Ewo - mam trzech synów - zdjecia ich mam w suwaczkach
Pralke, tę, co nam szlag trafił, co używke kupiliśmy od szefa męza, to była Ariston AVD109, tragedia, stanowczo odradzam - szajs, szmelc i czesci drogie, ze nowa pralka taniej wyjdzie!!!! poza tym nie odpierała, wyświetlacz zepsuł sie na 3 dzień, Kuba lekko sie oparł, tragedia, a nie pralka, kurcze, ciekawa jestem, jaka ta jest, jest to przeceniona z 1399zł, bo ostatnia, wystawowa sztuka, ma 8 kg bęben, wiec jest duża, nie ma opakowania, ale ma gwarancję, a to jest bardzo ważne w przypadku sprzętu. Oby dobrze mi służyła.
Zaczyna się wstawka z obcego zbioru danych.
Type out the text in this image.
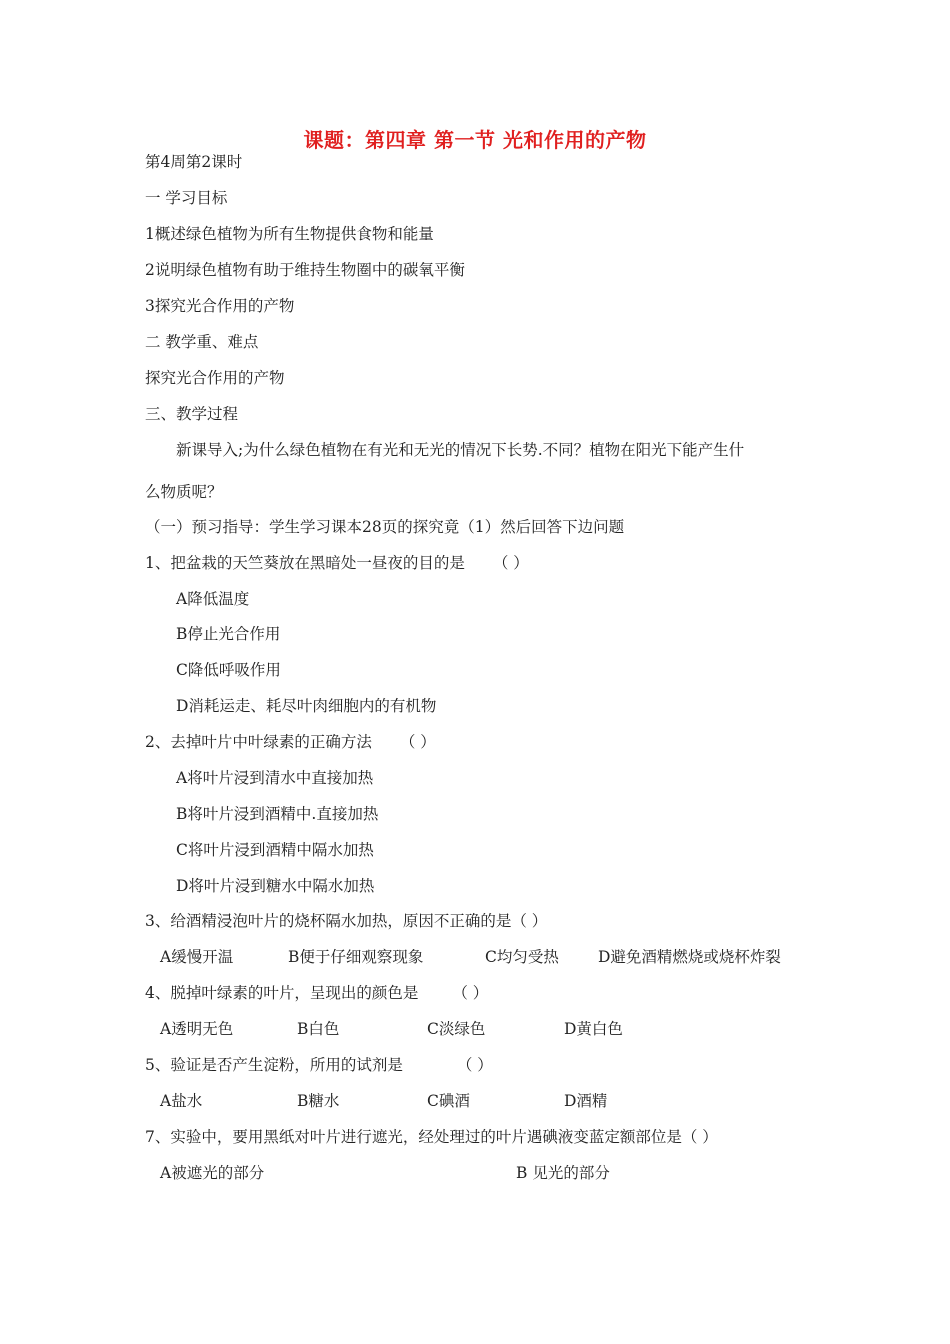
课题：第四章 第一节 光和作用的产物
第4周第2课时
一 学习目标
1概述绿色植物为所有生物提供食物和能量
2说明绿色植物有助于维持生物圈中的碳氧平衡
3探究光合作用的产物
二 教学重、难点
探究光合作用的产物
三、教学过程
新课导入;为什么绿色植物在有光和无光的情况下长势.不同？植物在阳光下能产生什
么物质呢？
（一）预习指导：学生学习课本28页的探究竟（1）然后回答下边问题
1、把盆栽的天竺葵放在黑暗处一昼夜的目的是 （ ）
A降低温度
B停止光合作用
C降低呼吸作用
D消耗运走、耗尽叶肉细胞内的有机物
2、去掉叶片中叶绿素的正确方法 （ ）
A将叶片浸到清水中直接加热
B将叶片浸到酒精中.直接加热
C将叶片浸到酒精中隔水加热
D将叶片浸到糖水中隔水加热
3、给酒精浸泡叶片的烧杯隔水加热，原因不正确的是（ ）
A缓慢开温	B便于仔细观察现象	C均匀受热	D避免酒精燃烧或烧杯炸裂
4、脱掉叶绿素的叶片，呈现出的颜色是 （ ）
A透明无色	B白色	C淡绿色	D黄白色
5、验证是否产生淀粉，所用的试剂是	（ ）
A盐水	B糖水	C碘酒	D酒精
7、实验中，要用黑纸对叶片进行遮光，经处理过的叶片遇碘液变蓝定额部位是（ ）
A被遮光的部分	B 见光的部分
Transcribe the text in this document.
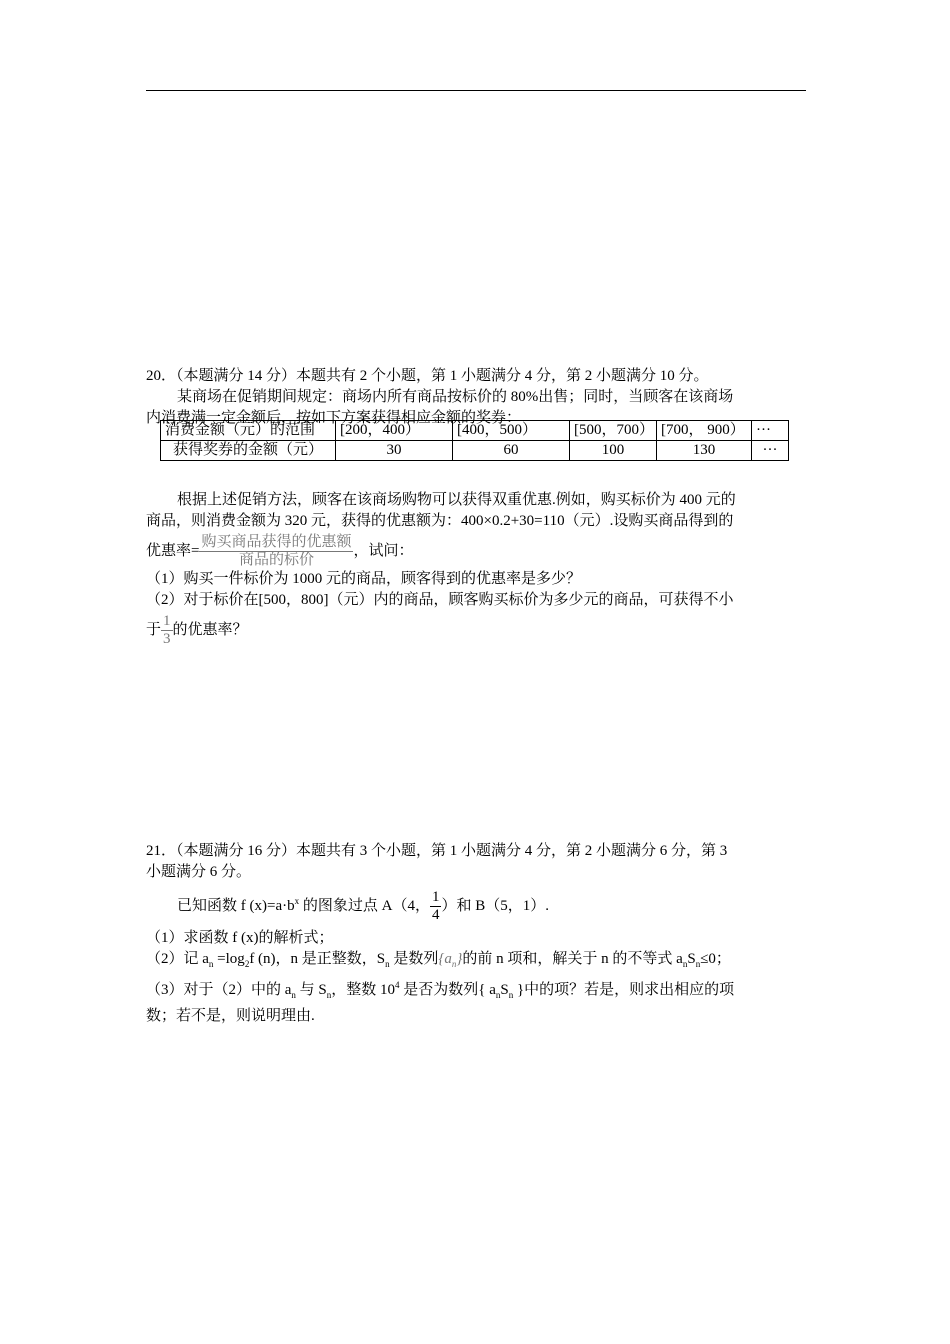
20．（本题满分 14 分）本题共有 2 个小题，第 1 小题满分 4 分，第 2 小题满分 10 分。
某商场在促销期间规定：商场内所有商品按标价的 80%出售；同时，当顾客在该商场
内消费满一定金额后，按如下方案获得相应金额的奖券：
消费金额（元）的范围	[200，400）	[400，500）	[500，700）	[700， 900）	···
获得奖券的金额（元）	30	60	100	130	···
根据上述促销方法，顾客在该商场购物可以获得双重优惠.例如，购买标价为 400 元的
商品，则消费金额为 320 元，获得的优惠额为：400×0.2+30=110（元）.设购买商品得到的
优惠率= $\frac{\text{购买商品获得的优惠额}}{\text{商品的标价}}$ ，试问：
（1）购买一件标价为 1000 元的商品，顾客得到的优惠率是多少？
（2）对于标价在[500，800]（元）内的商品，顾客购买标价为多少元的商品，可获得不小
于 $\frac{1}{3}$ 的优惠率？
21．（本题满分 16 分）本题共有 3 个小题，第 1 小题满分 4 分，第 2 小题满分 6 分，第 3
小题满分 6 分。
已知函数 f $(x)=a\cdot b^x$ 的图象过点 A（4， $\frac{1}{4}$ ）和 B（5，1）.
（1）求函数 f (x)的解析式；
（2）记 $a_n =\log_2f$ (n)，n 是正整数，$S_n$ 是数列$\{a_n\}$的前 n 项和，解关于 n 的不等式 $a_nS_n\le 0$；
（3）对于（2）中的 $a_n$ 与 $S_n$，整数 $10^4$ 是否为数列{ $a_nS_n$ }中的项？若是，则求出相应的项
数；若不是，则说明理由.
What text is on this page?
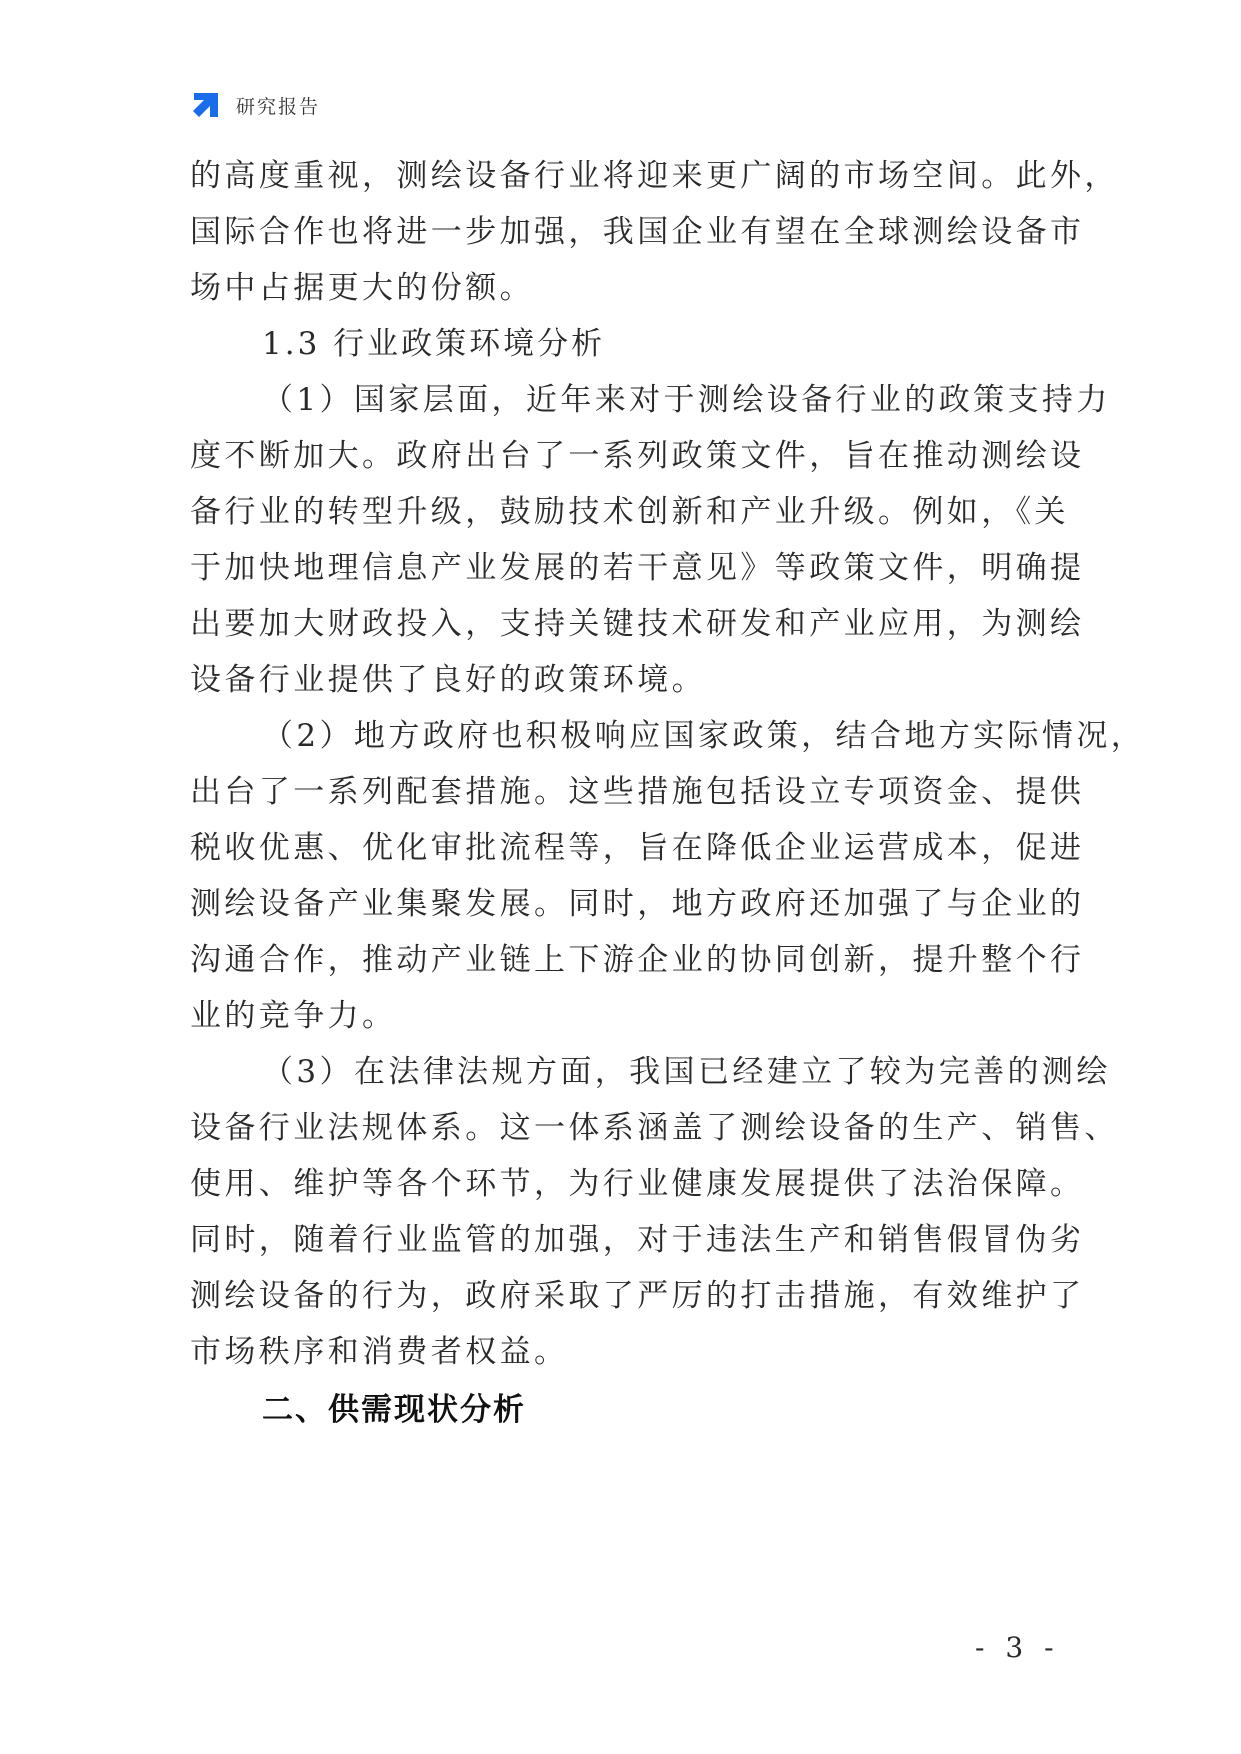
研究报告
的高度重视，测绘设备行业将迎来更广阔的市场空间。此外，
国际合作也将进一步加强，我国企业有望在全球测绘设备市
场中占据更大的份额。
1.3 行业政策环境分析
（1）国家层面，近年来对于测绘设备行业的政策支持力
度不断加大。政府出台了一系列政策文件，旨在推动测绘设
备行业的转型升级，鼓励技术创新和产业升级。例如，《关
于加快地理信息产业发展的若干意见》等政策文件，明确提
出要加大财政投入，支持关键技术研发和产业应用，为测绘
设备行业提供了良好的政策环境。
（2）地方政府也积极响应国家政策，结合地方实际情况，
出台了一系列配套措施。这些措施包括设立专项资金、提供
税收优惠、优化审批流程等，旨在降低企业运营成本，促进
测绘设备产业集聚发展。同时，地方政府还加强了与企业的
沟通合作，推动产业链上下游企业的协同创新，提升整个行
业的竞争力。
（3）在法律法规方面，我国已经建立了较为完善的测绘
设备行业法规体系。这一体系涵盖了测绘设备的生产、销售、
使用、维护等各个环节，为行业健康发展提供了法治保障。
同时，随着行业监管的加强，对于违法生产和销售假冒伪劣
测绘设备的行为，政府采取了严厉的打击措施，有效维护了
市场秩序和消费者权益。
二、供需现状分析
- 3 -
A lodówkę mamy Mińska, starutką, strasza jeszcse ode mnei
mam nadzieję, zę działą, bo 5 lat nie uruchamialiśmy ją, ma zamrażalnik na taśmie klejącej, ale jakoś da sie przezyć, tylko głośna i pradożerna :/
https://allegro.pl/item332945545_lodowka_mi...ka_sprawna.html dokłądnie taka, tylko nasza już nie ma jednej półki i nie ma szybki i pojemnika na jajka, bo to jeszcze jak stałą u rodziców to się popsuło, dlatego oni chcieli ją wyrzucić.